As the cost of the electrolyzer units used to split water into hydrogen and oxygen comes down, the share of green hydrogen in China's economy is expected to rise. The Hydrogen Council predicts that electrolyzer prices are going to fall by 70-80 percent within ten years' time, dramatically lowering total cost of production. 

The prospect of a hydrogen value chain is attracting large Chinese companies, including solar manufacturer GCL, which is jettisoning its solar power station assets and investing in new hydrogen projects. It plans to build out about 400,000 tonnes of green hydrogen capacity in China, predominantly from solar power sources, and it is investing in a much larger conventional natural gas-to-hydrogen project in Ethiopia. "We are re-locating ourselves and focusing on a new racing track," GCL Chairman Zhu Gongshan told Reuters.

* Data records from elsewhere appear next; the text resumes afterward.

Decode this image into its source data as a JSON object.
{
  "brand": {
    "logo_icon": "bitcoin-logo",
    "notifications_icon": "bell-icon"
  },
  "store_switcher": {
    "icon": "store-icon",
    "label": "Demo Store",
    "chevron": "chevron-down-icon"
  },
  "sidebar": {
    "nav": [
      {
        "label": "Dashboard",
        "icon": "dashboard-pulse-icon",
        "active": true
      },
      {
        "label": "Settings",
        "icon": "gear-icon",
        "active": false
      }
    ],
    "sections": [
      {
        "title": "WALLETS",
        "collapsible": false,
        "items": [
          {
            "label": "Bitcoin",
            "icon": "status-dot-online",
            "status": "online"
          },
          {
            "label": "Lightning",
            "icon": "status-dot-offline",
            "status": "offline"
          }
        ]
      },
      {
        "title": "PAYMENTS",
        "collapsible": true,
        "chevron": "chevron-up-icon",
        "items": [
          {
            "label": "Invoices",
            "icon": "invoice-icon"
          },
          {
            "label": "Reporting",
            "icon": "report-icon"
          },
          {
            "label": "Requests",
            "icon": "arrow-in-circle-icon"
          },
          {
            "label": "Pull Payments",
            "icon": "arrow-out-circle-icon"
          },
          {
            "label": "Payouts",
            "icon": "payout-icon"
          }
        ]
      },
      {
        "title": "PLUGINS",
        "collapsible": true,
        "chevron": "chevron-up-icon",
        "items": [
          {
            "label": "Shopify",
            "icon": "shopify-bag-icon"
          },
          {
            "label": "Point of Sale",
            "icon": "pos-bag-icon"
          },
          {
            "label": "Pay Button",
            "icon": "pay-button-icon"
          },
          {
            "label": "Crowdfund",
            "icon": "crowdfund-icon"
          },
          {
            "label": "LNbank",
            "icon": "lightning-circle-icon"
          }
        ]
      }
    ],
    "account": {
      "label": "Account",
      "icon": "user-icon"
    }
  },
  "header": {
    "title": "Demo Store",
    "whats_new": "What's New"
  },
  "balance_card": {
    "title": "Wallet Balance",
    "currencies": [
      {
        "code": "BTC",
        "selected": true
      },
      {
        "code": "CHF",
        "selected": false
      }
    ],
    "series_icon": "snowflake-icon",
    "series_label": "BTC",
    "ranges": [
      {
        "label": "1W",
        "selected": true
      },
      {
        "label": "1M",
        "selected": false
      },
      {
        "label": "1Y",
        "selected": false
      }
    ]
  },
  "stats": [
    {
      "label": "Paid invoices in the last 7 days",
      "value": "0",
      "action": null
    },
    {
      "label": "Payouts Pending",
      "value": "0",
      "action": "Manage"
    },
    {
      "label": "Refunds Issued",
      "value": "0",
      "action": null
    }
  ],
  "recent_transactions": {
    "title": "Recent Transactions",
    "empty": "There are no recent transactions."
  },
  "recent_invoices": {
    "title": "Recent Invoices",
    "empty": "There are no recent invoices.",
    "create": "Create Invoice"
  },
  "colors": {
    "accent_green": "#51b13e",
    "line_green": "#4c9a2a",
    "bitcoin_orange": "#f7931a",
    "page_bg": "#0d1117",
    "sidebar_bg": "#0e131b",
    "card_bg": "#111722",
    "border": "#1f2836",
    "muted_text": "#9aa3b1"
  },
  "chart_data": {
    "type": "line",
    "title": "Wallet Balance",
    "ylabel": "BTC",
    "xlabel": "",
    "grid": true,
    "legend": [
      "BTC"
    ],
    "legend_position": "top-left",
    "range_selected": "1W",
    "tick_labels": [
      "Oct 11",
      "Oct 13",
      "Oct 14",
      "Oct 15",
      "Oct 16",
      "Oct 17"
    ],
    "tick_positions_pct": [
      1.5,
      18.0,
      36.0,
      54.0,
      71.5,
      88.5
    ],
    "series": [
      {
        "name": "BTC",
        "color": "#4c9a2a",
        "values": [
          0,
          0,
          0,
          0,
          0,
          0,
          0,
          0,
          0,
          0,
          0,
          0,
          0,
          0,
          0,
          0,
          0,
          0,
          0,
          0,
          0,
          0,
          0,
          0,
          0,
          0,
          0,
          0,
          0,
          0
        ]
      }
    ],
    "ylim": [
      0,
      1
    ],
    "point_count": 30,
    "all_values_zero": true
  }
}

However, there may be a timeframe mismatch between when Chinese production of electrolyzers ramps up and when demand for electrolyzers materializes. BloombergNEF expects that next year, demand for electrolyzers will be in the range of 2 GW - an unprecedented number driven up by growth in China. The same year, electrolyzer manufacturing capacity will hit 10 GW, rising to 16 GW by 2024 - creating an oversupply that could drive down electrolyzer prices and prompt further uptake. 

“What's happening in China right now is revolutionary for clean hydrogen,” said Martin Tengler, lead hydrogen analyst at BNEF. "Chinese companies are racing to show their compliance with the country's carbon neutrality target, pushing the market for electrolyzers . . . to be at least nine times bigger in 2022 than in 2020."